Divergências são saudáveis
Por mais que candidatos se alinhem em torno de uma candidatura coletiva, pessoas têm ideias e posições diferentes naturalmente. Isso é importante e cria discussões saudáveis para fomentar debates, propostas que realmente façam sentido à sociedade civil.
Não
Política ainda se faz com números
Por mais que candidaturas coletivas tragam a ideia de que diversas vozes irão atuar no Legislativo, somente o candidato representante irá ocupar uma cadeira de fato, caso seja eleito, independentemente do tamanho do seu grupo. Isso impacta na criação, organização e aprovação de leis e projetos. Além de fazer com que o porta-voz tenha que encontrar alianças dentro de seus pares também eleitos e enfrentar oposições.
Inexistência de lei
Se apenas o candidato com nome na urna pode entrar na Sessão Plenária, isso se deve ao fato de ainda não existir lei ou regra para esse tipo de candidatura. Os acordos são feitos entre membros da candidatura coletiva ou mandato coletivo.

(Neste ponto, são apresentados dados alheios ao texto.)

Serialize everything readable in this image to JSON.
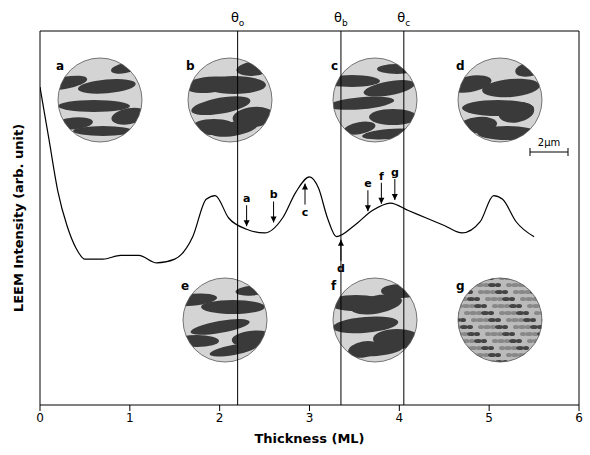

Mas o que há de ruim nisso? Sem regra ou lei, caso haja um desentendimento, não há muito o que se possa fazer. O "poder real" de participação política está nas mãos do porta-voz, que pode literalmente fazer tudo como bem entende, sem ouvir os membros eleitos com ele na campanha.
Há uma PEC (Proposta de Emenda à Constituição) criada em 2017, que propõe a regulamentação do mandato coletivo, mas ainda tramita na Câmara dos deputados, aguardando a análise da CCJ (Comissão de Constituição e Justiça e de Cidadania), em relação à sua admissibilidade, caso aprovada, ainda precisa passar por uma comissão especial que irá analisar o seu mérito, para enfim seguir para votação em dois turnos no Plenário da Câmara.
Burocracia ainda cria entraves
Criar Projetos de Lei e levá-los adiante ainda é uma tarefa que esbarra na burocracia e torna o processo longo e moroso. Essa é outra barreira que afasta a capacidade da política de encontrar cenários de fato coletivos, pelo menos, não sem as burocracias e tramites processuais. Entre os candidatos e codeputados ouvidos, esta foi a principal frustração [burocracia] relatada, ao descobrirem que fazer com que suas ideias coletivas fossem levadas adiante pelo seu porta-voz na Câmara não era tão fácil assim.
Não existe salário
Se ainda não há uma lei que regulamente as candidaturas coletivas, obviamente não existem verbas destinadas exclusivamente para os cocandidatos, caso sejam eleitos. Entre eles também vale o acordo que vai da ocupação de cargos de assessores até o compartilhamento do salário do cargo eletivo.
Modelo representativo não tem participação direta
O modelo de democracia que vivemos é representativa, os candidatos representam o desejo em comum do seu eleitorado. A sociedade civil, ainda participa pouco de diversas decisões e escolhas a não ser na eleição de seus representantes. Alguns candidatos tentam criar canais para ouvir o eleitorado, mas as iniciativas ainda não são padronizadas.
Fontes: Chirley Pankará, Codeputada Estadual pelo mandato coletivo da Mandata Ativista, Régis Marques, que participou como candidato a Deputado Estadual pelo PSOL (Partido Socialismo e Liberdade) na Dobradona, mobilização de candidatos a Deputado Estadual e Federal para campanhas com divisão de custos coletivos, Jussara Basso (PSOL), candidata à vereadora da chapa Juntas - Mulheres Sem-Teto, Malu Molina (Cidadania), candidata à vereadora, que adotou programa de pospostas de leis de forma participativa e aberto à sociedade civil.